This thesis consists of three separate empirical chapters that investigate key determinants of three important aspects of banking systems: cost efficiency, competition and cost-reducing innovation. We focus our analysis on Asian commercial banks. In the first empirical chapter, we analyse if and how cost efficiency of Vietnamese banks has increased from the early years of transition until the present day (1992-2017), and we evaluate a series of potential drivers of such changes. Using a one-step stochastic frontier analysis (SFA) approach, we find that increasing efficiency characterises the period of analysis with a sharp increase at the beginning. This increase is explained by the regulatory changes implemented during this period.
In particular, efficiency is fostered by financial freedom and foreign penetration (after Vietnam significantly reduces the restrictions on foreign banks’ activities and entry). As a result of privatisations, reduction in the State’s protection, and technological spill-overs, we find that state-owned banks (SOBs) overtake foreign banks (FOBs) and become the best performing group for the post-global financial crisis (GFC) period. Finally, we observe technological improvements, helped by better capitalisation and increased asset diversification. Overall, we find supportive evidence of the effectiveness of the regulatory changes introduced by the government.

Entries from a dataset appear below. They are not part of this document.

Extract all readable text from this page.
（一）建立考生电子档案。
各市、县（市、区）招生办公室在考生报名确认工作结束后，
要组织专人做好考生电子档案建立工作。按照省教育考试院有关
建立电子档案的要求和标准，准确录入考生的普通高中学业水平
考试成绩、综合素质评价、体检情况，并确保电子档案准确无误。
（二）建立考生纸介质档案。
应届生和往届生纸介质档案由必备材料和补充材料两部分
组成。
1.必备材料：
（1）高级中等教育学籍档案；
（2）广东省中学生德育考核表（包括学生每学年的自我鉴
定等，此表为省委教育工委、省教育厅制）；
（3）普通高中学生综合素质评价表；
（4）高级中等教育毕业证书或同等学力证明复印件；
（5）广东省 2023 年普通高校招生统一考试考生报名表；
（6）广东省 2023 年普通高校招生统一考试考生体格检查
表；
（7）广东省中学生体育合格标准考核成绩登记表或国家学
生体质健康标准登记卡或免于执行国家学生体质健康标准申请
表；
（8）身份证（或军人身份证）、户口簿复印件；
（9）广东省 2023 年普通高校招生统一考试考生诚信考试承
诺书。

As the single-country dataset does not allow comparing the performance of the banking systems among countries, in the next empirical chapters, we use a cross-country dataset to magnify the contribution of the thesis. In particular, the second empirical chapter focuses on bank competition in nine Asian countries after the Asian financial crisis from 2000 to 2016. We use two complementary measures of competition: the relatively new “competition efficiency” measure introduced by Bolt and Humphrey (2010, 2015a, 2015b), which we implement using an SFA model; and the Lerner index (with a dynamic panel model). The two measures provide consistent results that bank competition increases with market concentration, financial liberalisation, foreign penetration, foreign ownership, and competition from the stock market. Low inflation and secured property rights are favourable conditions for banks to gain market power. Over the examined period, competition tends to increase. However, a decrease is observed after the global financial crisis. Finally, in line with Bolt and Humphrey (2015b), we do not find a strong correlation between the two measures as they use different approaches to gauge competition.
In the last chapter, we estimate a one-step stochastic meta-frontier to measure cost-reducing innovation and examine its determinants. We use the same sample of the second chapter, except Singapore. In line with the theoretical models of Aghion and Griffith (2005) and Aghion et al. (2005), we find an inverted-U shape relationship between competition and innovation. Initially, competition fosters innovation. However, after competition surpasses an “optimal” level, the opposite effect is observed. This finding is robust over different measures of competition. In the chapter we deepen the analysis to also look separately at different output markets. Our evidence shows that the key driver of innovation is competition in the credit market; competition in the other earning assets market affects innovation but to a lesser extent, while competition in the fee-based service market has no impact. The insignificant effect of competition in the fee-based service market may be because competition in this market (with the recent emergence of mobile money in Asian countries) is more likely to encourage innovation in a form of new products for example new payment cards/apps (rather than cost-reducing innovation). Besides competition, banking innovation is favourably influenced by financial freedom, foreign penetration, and bank size. We find no significant impact of market concentration, the GFC and bank ownership. Finally, our result suggests that banks can reduce their total costs by 9% on average if they adopt the best available global technology.
The empirical evidence from the three chapters shows consistent positive effects of financial freedom and foreign entry on all three key aspects of banking examined: efficiency, competition and innovation. This suggests that governments should continue to implement de-regulatory policies with further opening to foreign banks. Furthermore, as we do not find any negative effects of market concentration, the results support restructuring policies that merge banks to eliminate weak performers from the system.